Jure Grando (? - 1656) fut le premier vampire « classique » dont l'existence est documentée par écrit. Dans son Istrie natal, il a été qualifié de strigoi, un mot du dialecte local pour désigner un vampire. En tant que strigoi, il a terrorisé les villageois jusqu'à ce qu'il soit décapité en 1672

Jure Grando était un paysan qui vivait à Kringa, un petit village d'Istrie près de Tinjan. Son corps a été enterré en 1656.

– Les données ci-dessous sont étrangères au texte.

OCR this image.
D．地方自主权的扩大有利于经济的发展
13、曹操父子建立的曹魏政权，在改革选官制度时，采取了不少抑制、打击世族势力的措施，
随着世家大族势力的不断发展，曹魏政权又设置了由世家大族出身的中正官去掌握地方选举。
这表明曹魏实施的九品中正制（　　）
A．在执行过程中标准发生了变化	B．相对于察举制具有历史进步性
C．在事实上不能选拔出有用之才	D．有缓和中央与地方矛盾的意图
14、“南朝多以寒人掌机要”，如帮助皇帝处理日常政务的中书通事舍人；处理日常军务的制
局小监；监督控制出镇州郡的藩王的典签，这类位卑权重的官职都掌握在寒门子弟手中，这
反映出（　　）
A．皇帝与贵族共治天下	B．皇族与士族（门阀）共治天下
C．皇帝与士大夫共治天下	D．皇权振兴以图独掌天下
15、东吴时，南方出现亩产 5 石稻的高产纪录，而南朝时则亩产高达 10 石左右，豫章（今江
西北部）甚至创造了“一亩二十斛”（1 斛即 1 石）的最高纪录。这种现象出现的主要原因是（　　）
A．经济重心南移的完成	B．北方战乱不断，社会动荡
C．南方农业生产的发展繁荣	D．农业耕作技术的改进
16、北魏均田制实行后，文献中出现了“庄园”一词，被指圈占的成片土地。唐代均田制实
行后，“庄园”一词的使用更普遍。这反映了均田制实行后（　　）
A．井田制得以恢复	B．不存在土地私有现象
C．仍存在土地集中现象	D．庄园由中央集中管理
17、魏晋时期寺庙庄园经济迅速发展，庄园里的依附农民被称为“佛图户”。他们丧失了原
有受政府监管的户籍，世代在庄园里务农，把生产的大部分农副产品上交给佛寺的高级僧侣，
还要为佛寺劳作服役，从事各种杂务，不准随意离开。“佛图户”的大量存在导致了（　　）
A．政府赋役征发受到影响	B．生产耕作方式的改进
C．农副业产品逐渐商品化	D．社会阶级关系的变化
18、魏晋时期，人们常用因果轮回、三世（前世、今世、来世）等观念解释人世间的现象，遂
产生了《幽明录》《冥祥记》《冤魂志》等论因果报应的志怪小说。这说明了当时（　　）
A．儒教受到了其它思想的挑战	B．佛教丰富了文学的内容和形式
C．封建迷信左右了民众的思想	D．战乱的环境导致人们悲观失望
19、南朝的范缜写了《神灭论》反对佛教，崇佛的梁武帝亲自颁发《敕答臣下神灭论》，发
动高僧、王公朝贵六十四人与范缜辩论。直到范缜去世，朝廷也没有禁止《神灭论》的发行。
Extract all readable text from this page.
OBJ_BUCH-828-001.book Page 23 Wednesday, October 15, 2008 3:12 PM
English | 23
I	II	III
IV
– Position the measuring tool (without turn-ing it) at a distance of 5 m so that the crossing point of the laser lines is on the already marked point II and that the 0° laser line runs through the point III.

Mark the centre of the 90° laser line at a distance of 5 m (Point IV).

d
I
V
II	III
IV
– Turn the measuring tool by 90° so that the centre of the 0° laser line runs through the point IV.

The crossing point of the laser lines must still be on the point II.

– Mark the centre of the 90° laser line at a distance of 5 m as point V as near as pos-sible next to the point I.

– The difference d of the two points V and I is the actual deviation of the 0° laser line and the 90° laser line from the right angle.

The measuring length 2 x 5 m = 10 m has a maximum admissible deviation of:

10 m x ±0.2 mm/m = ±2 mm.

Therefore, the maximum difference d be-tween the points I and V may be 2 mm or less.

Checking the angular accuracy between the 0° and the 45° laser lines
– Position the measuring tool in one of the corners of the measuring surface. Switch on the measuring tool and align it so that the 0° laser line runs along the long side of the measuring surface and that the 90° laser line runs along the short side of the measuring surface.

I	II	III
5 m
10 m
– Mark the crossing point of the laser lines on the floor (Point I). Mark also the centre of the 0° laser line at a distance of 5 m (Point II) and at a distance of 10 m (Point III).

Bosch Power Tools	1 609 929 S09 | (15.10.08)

Selon la légende, pendant 16 années suite à sa mort, il sortait de sa tombe pour terroriser les villageois. Le prêtre du village, Giorgio, qui avait enterré Jure seize ans auparavant, a découvert qu'une fois la nuit venue, quelqu'un frappait à une porte du village et l'une des personnes habitant à cette demeure mourait dans les quelques jours à venir.

Jure est aussi apparu à sa veuve dans leur chambre, qui a décrit le corps comme s'il souriait et cherchait son air, voulant la violer par la suite. Quand Giorgio est parvenu à le rencontrer en personne, il a mis une croix en face de lui et a crié : « Prends garde à Jésus-Christ, toi vampire ! Cesse de nous tourmenter ! ». À ce moment, des larmes coulèrent de ses yeux. Les plus braves du village, mené par le préfet Miho Radetić, ont chassé et tenté de transpercer le coeur de Jure Grando à l'aide d'un pieu d'aubépine, mais le pieu ne put entrer dans son torse.

Une nuit plus tard, neuf personnes se rendirent au cimetière, emportant une croix, des lampes et un pieu d'aubépine. Ils ont creusé la tombe de Jure et ont découvert son corps parfaitement conservé, un sourire sur ses lèvres. Giorgio dit : « Regarde strigoi, Jésus-Christ nous a sauvés de l'enfer et est mort pour nous. Et toi, strigoi, tu ne peux pas avoir la paix ! ». Encore une fois, le pieu d'aubépine ne put entrer dans son torse. Après quelques prières d'exorcisme, Stipan Milašić a pris une scie et lui a coupé la tête. Dès que la lame a commencé à couper la chair, Jure a commencé à hurler et le sang s'est mis à couler de la blessure, remplissant la tombe. Selon la légende, la paix est revenue au village après la décapitation.